Some players never return to their athletic peak from an Achilles injury. Bryant is no fool. For him there are two routes of preparation. The first is if he is able to recover the explosiveness he had last year, the second is if he isn't.
"If (my explosiveness) is not there, I'm ready to adapt. I'm ready to change that and slow the tempo down and change up the rhythm a little bit. Go to more of a bump game... so I'm willing and ready to adapt to whatever my body is telling me."
Bryant said he was "comfortable" with coming back to limited minutes. In fact, that might serve as the ideal situation for a 35-year-old man coming off Achilles surgery who has played over 1,200 NBA games.

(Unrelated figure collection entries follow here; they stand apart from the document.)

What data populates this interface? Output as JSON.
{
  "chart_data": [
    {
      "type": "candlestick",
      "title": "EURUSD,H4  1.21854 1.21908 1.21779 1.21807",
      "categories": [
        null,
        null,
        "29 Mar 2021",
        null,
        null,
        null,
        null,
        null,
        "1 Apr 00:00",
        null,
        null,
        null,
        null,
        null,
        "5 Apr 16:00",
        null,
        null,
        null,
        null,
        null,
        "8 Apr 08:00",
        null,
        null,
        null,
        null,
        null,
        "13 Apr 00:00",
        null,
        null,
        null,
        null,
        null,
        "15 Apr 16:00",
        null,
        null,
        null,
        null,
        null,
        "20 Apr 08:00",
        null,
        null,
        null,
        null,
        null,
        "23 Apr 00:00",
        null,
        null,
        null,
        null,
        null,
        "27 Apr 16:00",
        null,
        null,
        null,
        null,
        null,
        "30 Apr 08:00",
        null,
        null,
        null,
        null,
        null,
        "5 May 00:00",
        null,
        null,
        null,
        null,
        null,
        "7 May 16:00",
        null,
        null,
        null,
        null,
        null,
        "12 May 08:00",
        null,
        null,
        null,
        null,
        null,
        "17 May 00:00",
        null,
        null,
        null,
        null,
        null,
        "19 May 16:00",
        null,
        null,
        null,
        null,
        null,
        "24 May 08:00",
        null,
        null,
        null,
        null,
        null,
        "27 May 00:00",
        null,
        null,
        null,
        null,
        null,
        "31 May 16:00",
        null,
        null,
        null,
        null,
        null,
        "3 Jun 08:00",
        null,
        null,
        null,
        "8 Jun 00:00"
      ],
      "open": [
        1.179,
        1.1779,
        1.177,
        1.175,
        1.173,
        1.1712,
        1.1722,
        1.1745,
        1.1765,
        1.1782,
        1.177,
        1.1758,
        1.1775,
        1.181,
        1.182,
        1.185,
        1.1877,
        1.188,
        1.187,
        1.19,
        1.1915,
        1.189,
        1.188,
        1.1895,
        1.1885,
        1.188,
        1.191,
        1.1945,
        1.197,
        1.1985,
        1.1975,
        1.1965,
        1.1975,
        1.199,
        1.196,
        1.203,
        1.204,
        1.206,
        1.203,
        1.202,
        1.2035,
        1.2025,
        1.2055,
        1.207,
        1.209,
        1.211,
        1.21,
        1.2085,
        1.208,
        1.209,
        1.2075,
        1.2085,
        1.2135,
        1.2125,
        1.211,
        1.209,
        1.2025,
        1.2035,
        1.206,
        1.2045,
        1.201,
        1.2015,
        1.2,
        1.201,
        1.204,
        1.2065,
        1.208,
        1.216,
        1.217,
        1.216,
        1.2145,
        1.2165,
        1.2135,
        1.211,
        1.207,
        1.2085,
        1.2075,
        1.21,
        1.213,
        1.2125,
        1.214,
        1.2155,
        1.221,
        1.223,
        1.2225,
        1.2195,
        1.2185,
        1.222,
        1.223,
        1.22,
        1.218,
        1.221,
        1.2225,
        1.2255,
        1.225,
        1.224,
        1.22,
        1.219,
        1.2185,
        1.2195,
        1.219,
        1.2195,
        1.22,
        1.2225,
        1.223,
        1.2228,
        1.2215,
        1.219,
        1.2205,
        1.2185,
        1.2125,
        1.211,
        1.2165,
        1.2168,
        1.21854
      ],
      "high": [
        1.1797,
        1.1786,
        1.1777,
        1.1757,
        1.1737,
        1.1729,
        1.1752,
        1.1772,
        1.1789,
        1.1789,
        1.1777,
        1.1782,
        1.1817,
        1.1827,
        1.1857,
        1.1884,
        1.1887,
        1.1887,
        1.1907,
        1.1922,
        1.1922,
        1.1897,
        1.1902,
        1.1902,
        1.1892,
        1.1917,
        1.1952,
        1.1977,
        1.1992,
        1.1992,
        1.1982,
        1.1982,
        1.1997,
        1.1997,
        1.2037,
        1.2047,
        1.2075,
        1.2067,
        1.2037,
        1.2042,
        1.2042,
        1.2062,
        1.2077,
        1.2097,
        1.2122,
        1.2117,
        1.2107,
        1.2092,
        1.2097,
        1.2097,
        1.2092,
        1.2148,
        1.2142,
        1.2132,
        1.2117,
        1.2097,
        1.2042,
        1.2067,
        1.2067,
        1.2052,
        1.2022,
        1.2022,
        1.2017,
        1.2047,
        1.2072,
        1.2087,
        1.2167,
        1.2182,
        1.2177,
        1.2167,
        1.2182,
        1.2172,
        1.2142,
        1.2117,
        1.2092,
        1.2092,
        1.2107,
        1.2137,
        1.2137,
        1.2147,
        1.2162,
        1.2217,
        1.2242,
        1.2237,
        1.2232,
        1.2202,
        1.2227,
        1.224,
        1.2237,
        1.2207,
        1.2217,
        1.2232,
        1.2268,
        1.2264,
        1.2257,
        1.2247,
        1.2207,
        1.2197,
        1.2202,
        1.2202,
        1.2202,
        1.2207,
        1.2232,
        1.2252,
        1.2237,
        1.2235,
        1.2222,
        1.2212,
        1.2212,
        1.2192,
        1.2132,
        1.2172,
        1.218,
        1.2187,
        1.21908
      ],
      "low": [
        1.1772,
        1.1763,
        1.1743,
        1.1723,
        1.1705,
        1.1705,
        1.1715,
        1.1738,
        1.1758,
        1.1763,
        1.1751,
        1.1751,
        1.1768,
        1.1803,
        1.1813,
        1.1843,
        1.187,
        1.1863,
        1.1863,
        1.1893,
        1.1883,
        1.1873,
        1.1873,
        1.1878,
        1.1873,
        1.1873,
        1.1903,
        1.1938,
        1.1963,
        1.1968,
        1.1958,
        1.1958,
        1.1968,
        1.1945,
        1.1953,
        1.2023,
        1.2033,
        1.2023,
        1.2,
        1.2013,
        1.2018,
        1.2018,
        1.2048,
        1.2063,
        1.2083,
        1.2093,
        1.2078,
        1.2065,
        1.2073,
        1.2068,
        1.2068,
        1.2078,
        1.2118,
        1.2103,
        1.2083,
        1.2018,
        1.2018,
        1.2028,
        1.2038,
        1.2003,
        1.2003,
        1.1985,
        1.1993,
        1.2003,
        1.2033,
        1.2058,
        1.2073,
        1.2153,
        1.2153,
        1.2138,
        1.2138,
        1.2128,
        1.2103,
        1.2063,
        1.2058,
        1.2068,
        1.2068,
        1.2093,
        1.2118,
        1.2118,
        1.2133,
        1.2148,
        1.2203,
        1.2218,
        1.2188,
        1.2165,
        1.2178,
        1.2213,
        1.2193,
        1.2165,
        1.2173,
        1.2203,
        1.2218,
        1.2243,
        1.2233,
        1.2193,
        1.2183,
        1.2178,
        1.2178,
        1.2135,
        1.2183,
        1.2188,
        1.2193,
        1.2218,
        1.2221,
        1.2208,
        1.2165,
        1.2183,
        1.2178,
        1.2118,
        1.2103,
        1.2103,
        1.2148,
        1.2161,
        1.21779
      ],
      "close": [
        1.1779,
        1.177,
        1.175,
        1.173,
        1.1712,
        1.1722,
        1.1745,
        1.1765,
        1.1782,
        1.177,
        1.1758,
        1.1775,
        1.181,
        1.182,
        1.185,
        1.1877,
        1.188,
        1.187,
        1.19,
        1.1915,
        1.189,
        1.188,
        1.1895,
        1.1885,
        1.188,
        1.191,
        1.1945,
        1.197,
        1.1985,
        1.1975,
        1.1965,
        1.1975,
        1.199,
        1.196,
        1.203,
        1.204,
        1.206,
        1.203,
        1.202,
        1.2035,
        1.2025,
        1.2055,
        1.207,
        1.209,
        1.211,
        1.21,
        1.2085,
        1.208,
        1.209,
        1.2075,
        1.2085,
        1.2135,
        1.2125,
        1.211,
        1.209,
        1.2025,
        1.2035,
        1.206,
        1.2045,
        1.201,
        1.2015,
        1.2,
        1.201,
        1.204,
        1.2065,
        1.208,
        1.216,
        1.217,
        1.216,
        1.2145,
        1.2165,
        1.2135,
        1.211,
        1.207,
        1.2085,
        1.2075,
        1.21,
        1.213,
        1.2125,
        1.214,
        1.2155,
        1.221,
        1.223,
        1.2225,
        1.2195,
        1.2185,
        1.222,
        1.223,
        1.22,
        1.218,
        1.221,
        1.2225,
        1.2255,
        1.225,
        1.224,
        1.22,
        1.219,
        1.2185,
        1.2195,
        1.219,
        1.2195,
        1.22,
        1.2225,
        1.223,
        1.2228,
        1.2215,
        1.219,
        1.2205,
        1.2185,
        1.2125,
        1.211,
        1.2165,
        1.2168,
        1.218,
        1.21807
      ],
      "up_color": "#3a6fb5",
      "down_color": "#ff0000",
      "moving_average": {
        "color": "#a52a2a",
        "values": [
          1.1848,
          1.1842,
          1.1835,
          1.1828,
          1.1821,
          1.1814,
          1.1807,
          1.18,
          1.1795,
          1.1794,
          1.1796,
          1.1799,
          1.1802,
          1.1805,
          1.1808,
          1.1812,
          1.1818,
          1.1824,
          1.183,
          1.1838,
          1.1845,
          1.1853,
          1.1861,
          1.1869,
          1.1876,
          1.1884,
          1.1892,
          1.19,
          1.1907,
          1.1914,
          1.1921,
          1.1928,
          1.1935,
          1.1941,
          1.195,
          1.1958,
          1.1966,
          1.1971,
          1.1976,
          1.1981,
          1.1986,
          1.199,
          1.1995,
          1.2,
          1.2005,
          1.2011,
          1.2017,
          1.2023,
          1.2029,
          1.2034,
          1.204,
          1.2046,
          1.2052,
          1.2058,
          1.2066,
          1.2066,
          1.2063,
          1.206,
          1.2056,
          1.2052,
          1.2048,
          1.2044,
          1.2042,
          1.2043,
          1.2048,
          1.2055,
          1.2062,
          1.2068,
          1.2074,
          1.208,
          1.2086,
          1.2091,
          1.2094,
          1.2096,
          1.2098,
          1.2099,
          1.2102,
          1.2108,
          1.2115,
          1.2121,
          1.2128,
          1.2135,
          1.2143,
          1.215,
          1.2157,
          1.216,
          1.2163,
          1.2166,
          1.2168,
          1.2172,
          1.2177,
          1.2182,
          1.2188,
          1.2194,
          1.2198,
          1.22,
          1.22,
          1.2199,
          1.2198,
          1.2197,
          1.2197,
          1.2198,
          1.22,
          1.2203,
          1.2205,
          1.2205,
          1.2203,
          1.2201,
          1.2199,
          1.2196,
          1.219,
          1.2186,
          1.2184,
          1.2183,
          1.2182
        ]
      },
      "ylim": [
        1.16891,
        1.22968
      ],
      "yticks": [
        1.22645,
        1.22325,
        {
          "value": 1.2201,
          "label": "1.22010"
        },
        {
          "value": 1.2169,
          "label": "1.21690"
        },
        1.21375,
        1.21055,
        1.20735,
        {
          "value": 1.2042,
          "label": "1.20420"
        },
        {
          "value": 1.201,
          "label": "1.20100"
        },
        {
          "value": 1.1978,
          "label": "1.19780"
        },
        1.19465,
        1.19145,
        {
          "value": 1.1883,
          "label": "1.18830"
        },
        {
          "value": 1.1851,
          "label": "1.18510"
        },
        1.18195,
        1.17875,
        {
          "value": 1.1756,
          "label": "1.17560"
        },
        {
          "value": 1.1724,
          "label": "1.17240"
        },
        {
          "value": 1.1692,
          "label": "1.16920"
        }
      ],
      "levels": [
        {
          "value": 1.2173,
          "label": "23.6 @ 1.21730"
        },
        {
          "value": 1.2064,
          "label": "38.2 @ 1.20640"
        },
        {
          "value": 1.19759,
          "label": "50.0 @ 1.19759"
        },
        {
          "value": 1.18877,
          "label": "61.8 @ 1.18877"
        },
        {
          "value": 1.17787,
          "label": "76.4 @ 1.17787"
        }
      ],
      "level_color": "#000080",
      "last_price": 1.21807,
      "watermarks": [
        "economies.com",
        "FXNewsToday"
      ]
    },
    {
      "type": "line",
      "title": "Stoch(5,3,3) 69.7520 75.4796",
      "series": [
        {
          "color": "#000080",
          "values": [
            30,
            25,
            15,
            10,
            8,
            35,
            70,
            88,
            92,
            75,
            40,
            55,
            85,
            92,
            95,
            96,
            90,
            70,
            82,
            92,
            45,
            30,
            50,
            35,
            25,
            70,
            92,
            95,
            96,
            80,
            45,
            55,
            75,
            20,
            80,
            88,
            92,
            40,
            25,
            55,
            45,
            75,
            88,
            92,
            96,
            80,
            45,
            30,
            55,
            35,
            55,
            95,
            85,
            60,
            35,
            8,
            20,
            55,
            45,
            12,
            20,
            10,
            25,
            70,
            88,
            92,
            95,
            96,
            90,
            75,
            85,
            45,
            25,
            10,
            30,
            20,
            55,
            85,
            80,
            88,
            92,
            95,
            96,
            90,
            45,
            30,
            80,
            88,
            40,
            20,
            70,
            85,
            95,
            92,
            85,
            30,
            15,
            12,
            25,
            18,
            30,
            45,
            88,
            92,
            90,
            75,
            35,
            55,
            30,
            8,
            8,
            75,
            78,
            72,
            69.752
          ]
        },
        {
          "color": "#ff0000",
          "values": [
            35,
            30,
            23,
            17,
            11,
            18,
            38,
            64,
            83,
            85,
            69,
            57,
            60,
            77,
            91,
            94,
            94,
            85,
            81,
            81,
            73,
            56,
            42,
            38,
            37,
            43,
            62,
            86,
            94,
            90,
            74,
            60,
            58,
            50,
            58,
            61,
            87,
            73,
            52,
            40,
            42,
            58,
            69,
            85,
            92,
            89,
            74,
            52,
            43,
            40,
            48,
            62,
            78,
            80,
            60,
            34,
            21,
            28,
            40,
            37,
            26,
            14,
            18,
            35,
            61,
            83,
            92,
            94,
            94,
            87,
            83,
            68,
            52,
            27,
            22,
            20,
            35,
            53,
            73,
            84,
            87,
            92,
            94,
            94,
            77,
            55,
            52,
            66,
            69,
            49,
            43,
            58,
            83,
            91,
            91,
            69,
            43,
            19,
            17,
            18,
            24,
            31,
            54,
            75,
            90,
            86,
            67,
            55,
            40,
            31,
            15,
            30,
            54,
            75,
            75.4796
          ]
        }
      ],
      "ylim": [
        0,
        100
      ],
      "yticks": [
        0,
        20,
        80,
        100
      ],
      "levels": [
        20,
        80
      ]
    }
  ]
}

"The goal is to win a championship, put ourselves in a position--we can win a championship, I feel like we have some really good pieces. Guys who are really competitive and athletic and have the energy to carry a game," Bryant said. "And I think they've been showing that, particularly the last three games. So if I can come back and keep my minutes to a minimum, that would be perfect."
The cloudiness around Bryant's return is part of the reason there is so much controversy surrounding his new two-year, $48.5 million contract. Some of that money is from the value that Bryant has brought to the Lakers organization over the last 17 years, and some of it is, what Bryant called, a "leap of faith" by the Lakers that he will be worth the money when he returns to the floor.
"It makes me want to run through a wall for them," Bryant said. "It kind of just adds more fuel to the fire. To, kind of, come out and prove to everybody that they were right and everybody else was wrong."
Bryant was asked whether this would be his last contract. He only needed one word to answer. "Probably."
There's that ambiguity, again. There's the Kobe we've come to know.